Robert Gomez Mixes it up in Walla Walla

Robert Gomez Mixes it up in Walla Walla
Robert Gomez, Sommelier and owner of Hoquetus Wines.

Robert Gomez wears many hats—he's a sommelier, musician and bartender at Passatempo Taverna in Walla Walla. He's also a winemaker and owns his own winery, Hoquetus Wine.

We asked Robert for some recipes for his favorite quarantine cocktails, advice on how to stock a home bar, and how Passatempo's pay-it-forward campaign is helping feed Walla Walla Valley—one lasagna at a time!

What do you miss most about being behind the bar?

I miss showing my guests a good time but I also miss my work family, we really spend a lot of time together working to create a memorable experience for our guests and ever since the shutdown, I haven't seen hardly anyone!

However, since my wine released last week I am starting to get out more by doing deliveries. And although it’s usually just a wave from behind the window or a text message, it's really nice to connect with people again and be able to put something delicious in their glass.

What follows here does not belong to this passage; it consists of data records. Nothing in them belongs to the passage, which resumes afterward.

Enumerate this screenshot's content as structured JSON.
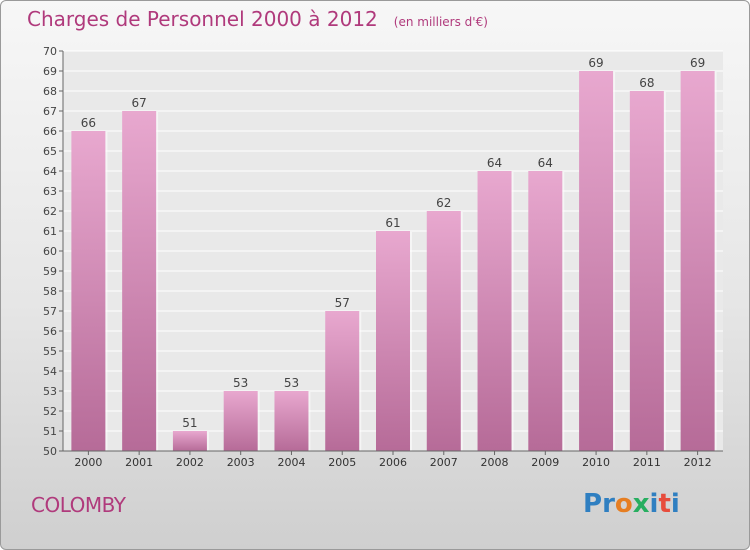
{
  "header": {
    "title": "Charges de Personnel 2000 à 2012",
    "unit": "(en milliers d'€)"
  },
  "footer": {
    "place": "COLOMBY",
    "logo_letters": [
      "P",
      "r",
      "o",
      "x",
      "i",
      "t",
      "i"
    ]
  },
  "colors": {
    "accent": "#b03a7c",
    "bar_top": "#e8a8cf",
    "bar_bottom": "#b66b98",
    "logo": [
      "#2f7fc1",
      "#2f7fc1",
      "#e67e22",
      "#27ae60",
      "#2f7fc1",
      "#e74c3c",
      "#2f7fc1"
    ]
  },
  "chart_data": {
    "type": "bar",
    "title": "Charges de Personnel 2000 à 2012",
    "subtitle": "(en milliers d'€)",
    "categories": [
      "2000",
      "2001",
      "2002",
      "2003",
      "2004",
      "2005",
      "2006",
      "2007",
      "2008",
      "2009",
      "2010",
      "2011",
      "2012"
    ],
    "values": [
      66,
      67,
      51,
      53,
      53,
      57,
      61,
      62,
      64,
      64,
      69,
      68,
      69
    ],
    "ylim": [
      50,
      70
    ],
    "yticks": [
      50,
      51,
      52,
      53,
      54,
      55,
      56,
      57,
      58,
      59,
      60,
      61,
      62,
      63,
      64,
      65,
      66,
      67,
      68,
      69,
      70
    ],
    "grid": true,
    "legend": "none",
    "xlabel": "",
    "ylabel": ""
  }
}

What basics should every home bar stock?

I think this really depends on what you like to drink but, if I had to make a list of essentials for a great overall home bar:

  1. Spirits: Get some of your favorite high quality spirits. For versatility, I’d get a Whiskey, a Gin, a Rum, a Brandy and a Tequila. Don’t feel the need to get every brand out there but do get some good stuff!
  2. Vermouth: High quality vermouths are not only great in drinks but good on their own! You’re going to want at least 1 French (dry) and 1 Italian (sweet).
  3. Liqueur: Liqueur can bring not only sweetness but also flavor and complexity. If you're only going to stock just a few though, I’d go with a curaçao or triple sec like Pierre Ferrand or Cointreau respectively, a bottle of Luxardo Maraschino, (definitely a classic worth having on hand) and Campari.
  4. Bitters: The trifecta is the way: aromatic bitters such as Angostura, Peychauds and orange such as Fee Brothers.
  5. Fresh / Pantry Staples: Yes, you’re going to need some fresh citrus: lemon, lime and orange (go organic when you can), seltzer, tonic and sugar.

Get a bar together like this and you are ready to rock! You can make quite a lot of classics here: Martinis, Daiquiris, Manhattans, Negronis, Gimlets, Sidecars, Rickeys, High-Balls, Margaritas, Improved Cocktails, oh my! Not bad for 9 or 10 bottles.

If you’re looking for something more compact, I suggest picking a favorite drink recipe, for instance a Negroni, and start with those three bottles (gin, campari, sweet vermouth) and branch out from there bringing other bottles in little by little to build your bar as you go through other recipes.

Hoquetus wine label designs by artist Cameron Cox.

The artwork on the wine bottles at Hoquetus is so beautiful and unique. Can you tell us about the artist that you worked with to design the label and the collaboration in bringing the label to life?

The label art for Hoquetus was created for us by Cameron Cox, an artist based out of Brooklyn, New York. We used to be neighbors in a small college town in Denton, Texas, where I lived before moving to Washington State. I became familiar with her work by seeing photos of her paintings on her Instagram , and I immediately fell in love with them. The mystery, elegance and grace of her work perfectly fits with the wine I had envisioned. I can’t imagine a better artistic representation for Hoquetus.

How did Passatempo Taverna's pay it forward campaign come about?

The program was inspired by some of the great things the Seattle restaurant community was doing to help folks that were impacted by COVID-19, especially those in the hospitality industry. We take donations via the website and offer free meals to those that have been impacted, which is quite a lot of people here in the Walla Walla Valley. The program has really worked out and we couldn't be more pleased with the results. So far, we have provided 50 lasagnas—each feeding 10-12 people!